A 21-year-old right-winger from Bangor who downloaded terrorist documents, built improvised devices and boasted about constructing a pipebomb has been spared jail, despite a jury having convicted him of four terrorism offences.
Ashton Rees, was found guilty on 5 March of four counts of possessing information useful to a person committing or preparing an act of terrorism, following a four-day trial at Liverpool Crown Court.
Today he was given a 12-month prison sentence suspended for two years, with a 12-month period on licence.
Potentially destructive
Judge Brian Cummings KC said he believed the suspended sentence would best “serve the public”, as he was concerned time in custody could be “potentially destructive” for Rees.
Documents recovered from his phone included the Anarchists’ Cookbook.
The court heard Rees was 17 when he downloaded the first of four documents containing instructions on making firearms and explosives.
He had distributed some materials to others online.
Two basic devices made by Rees were discovered by police, while others were buried in woodland and never recovered.
Far-right dimension
The far-right dimension was impossible to ignore.
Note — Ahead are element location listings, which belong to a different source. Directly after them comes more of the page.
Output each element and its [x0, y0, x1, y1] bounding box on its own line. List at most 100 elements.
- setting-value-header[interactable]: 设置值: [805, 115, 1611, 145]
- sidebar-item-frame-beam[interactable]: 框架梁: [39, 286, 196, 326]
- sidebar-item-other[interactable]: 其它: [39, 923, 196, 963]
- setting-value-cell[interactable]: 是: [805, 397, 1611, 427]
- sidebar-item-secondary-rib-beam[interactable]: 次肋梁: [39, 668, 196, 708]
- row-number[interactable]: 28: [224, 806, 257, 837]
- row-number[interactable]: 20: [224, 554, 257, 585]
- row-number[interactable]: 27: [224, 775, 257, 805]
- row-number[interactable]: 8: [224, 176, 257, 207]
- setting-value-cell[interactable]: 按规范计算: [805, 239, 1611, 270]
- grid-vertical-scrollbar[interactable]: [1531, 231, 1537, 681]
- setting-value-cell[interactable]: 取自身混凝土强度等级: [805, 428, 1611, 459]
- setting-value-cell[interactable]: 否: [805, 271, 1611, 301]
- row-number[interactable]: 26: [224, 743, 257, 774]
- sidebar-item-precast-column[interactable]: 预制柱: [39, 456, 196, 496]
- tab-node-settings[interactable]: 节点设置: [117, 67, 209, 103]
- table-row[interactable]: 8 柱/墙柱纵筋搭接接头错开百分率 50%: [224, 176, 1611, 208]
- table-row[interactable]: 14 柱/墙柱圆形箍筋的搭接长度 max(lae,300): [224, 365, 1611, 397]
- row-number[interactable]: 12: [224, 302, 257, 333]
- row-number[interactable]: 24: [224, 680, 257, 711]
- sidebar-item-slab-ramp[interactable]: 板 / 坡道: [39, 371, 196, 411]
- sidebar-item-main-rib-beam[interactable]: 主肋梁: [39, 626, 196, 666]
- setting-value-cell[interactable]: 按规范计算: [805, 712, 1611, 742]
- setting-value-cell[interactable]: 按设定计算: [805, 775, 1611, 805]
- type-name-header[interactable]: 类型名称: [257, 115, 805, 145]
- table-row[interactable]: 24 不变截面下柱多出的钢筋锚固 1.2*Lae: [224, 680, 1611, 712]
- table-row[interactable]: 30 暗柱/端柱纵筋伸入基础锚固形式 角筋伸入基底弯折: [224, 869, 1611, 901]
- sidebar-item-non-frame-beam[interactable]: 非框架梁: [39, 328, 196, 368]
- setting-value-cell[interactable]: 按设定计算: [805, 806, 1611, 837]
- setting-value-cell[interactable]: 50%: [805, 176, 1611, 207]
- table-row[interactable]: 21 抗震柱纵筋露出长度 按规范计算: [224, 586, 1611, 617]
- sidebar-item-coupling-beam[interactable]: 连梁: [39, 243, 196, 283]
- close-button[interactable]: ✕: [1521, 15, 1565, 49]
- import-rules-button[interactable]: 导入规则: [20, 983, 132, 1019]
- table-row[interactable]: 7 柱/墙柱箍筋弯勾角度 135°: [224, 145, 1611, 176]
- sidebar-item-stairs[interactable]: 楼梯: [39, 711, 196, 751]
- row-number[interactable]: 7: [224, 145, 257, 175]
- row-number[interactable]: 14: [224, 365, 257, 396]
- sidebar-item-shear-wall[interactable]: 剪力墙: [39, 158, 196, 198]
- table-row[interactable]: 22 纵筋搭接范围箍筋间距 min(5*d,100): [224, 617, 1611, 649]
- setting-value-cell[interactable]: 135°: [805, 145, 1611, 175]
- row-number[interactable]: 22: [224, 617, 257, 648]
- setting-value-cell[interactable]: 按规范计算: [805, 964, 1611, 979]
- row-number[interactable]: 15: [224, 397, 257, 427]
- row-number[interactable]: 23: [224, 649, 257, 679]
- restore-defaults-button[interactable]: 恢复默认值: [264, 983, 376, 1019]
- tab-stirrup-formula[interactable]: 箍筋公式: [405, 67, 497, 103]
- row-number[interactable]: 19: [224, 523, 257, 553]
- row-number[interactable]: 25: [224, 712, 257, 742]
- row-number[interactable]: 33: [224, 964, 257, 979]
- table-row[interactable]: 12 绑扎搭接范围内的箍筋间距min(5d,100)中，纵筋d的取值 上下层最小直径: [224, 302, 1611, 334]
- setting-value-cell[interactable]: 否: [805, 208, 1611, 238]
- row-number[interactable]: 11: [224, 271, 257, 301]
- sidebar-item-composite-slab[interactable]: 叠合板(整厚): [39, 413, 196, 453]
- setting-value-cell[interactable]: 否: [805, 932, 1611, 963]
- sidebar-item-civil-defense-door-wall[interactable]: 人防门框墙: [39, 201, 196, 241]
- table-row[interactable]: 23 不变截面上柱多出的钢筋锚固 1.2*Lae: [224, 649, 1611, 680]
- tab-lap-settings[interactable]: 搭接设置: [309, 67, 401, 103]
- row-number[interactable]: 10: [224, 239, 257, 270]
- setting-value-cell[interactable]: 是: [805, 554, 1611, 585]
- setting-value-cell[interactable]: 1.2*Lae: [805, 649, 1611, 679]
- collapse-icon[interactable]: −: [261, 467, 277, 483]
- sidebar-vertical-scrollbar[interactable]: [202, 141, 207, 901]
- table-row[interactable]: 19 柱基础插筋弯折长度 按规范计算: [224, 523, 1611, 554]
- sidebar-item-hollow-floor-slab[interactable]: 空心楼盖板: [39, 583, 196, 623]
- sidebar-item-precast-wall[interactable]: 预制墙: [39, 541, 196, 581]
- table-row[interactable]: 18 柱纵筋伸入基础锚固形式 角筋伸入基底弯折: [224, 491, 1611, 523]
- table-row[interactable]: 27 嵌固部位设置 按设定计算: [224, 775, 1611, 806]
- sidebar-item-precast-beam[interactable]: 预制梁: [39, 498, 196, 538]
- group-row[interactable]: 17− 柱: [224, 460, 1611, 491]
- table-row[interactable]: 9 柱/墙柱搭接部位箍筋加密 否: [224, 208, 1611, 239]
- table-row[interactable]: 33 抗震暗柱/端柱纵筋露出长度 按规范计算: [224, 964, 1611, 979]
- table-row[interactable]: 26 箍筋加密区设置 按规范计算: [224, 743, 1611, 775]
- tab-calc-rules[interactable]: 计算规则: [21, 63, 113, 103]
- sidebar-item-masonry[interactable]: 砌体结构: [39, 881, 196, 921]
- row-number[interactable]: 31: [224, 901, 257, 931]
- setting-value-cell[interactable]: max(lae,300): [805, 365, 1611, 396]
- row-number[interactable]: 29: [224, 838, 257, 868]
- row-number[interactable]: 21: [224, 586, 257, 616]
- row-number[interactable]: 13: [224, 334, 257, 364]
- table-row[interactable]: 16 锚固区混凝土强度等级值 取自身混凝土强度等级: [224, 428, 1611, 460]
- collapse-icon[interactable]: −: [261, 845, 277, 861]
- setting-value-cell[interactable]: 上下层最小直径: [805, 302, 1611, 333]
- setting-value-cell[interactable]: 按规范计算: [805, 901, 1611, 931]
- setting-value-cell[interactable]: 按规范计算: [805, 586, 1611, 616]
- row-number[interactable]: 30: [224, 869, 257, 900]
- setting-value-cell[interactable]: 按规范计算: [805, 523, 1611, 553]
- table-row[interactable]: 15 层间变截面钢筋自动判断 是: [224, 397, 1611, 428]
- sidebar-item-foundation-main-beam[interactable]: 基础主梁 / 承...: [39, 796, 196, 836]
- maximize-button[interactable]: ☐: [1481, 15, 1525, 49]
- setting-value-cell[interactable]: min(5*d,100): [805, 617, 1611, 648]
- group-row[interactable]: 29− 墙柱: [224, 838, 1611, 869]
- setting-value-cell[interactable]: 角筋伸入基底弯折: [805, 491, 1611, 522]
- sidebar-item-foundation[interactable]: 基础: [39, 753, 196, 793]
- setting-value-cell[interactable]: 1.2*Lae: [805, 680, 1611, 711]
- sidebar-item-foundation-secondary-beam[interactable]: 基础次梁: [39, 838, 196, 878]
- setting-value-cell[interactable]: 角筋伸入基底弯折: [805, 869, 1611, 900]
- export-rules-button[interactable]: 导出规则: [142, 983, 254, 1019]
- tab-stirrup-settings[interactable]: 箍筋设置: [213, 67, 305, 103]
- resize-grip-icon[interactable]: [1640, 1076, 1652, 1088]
Photographs found on his phone showed Rees wearing a skull mask linked to far-right movements, alongside paramilitary-style attire.
There was also an image of him in a T-shirt bearing the words “Natural Selection” – similar to that worn by a perpetrator of the 1999 Columbine massacre.
During a search of his university accommodation in February 2024, officers found knives, skull masks and a diary containing the word “kill”.
The court was also told of a connection between Rees and Aristedes Haynes, a former RAF cadet from South Wales convicted in 2023 for defacing a Windrush mural with Nazi imagery.
Rees told his trial he had encountered Haynes in a group chat and at first thought of him as “being a bit ridiculous”, but that they became friends.
Judge Cummings said his overall conclusion was that Rees did not have terrorist motivations, and that through “a combination of immaturity and autism” he had “come close to crossing a line that would have led to more serious offending, but did not actually cross that line.”
Rees was made subject to a two-year order prohibiting him from deleting his internet history, owning more than one mobile phone, or accessing internet-enabled devices without informing a probation officer.
He was also ordered to carry out 60 days of rehabilitation activity and 200 hours of unpaid work.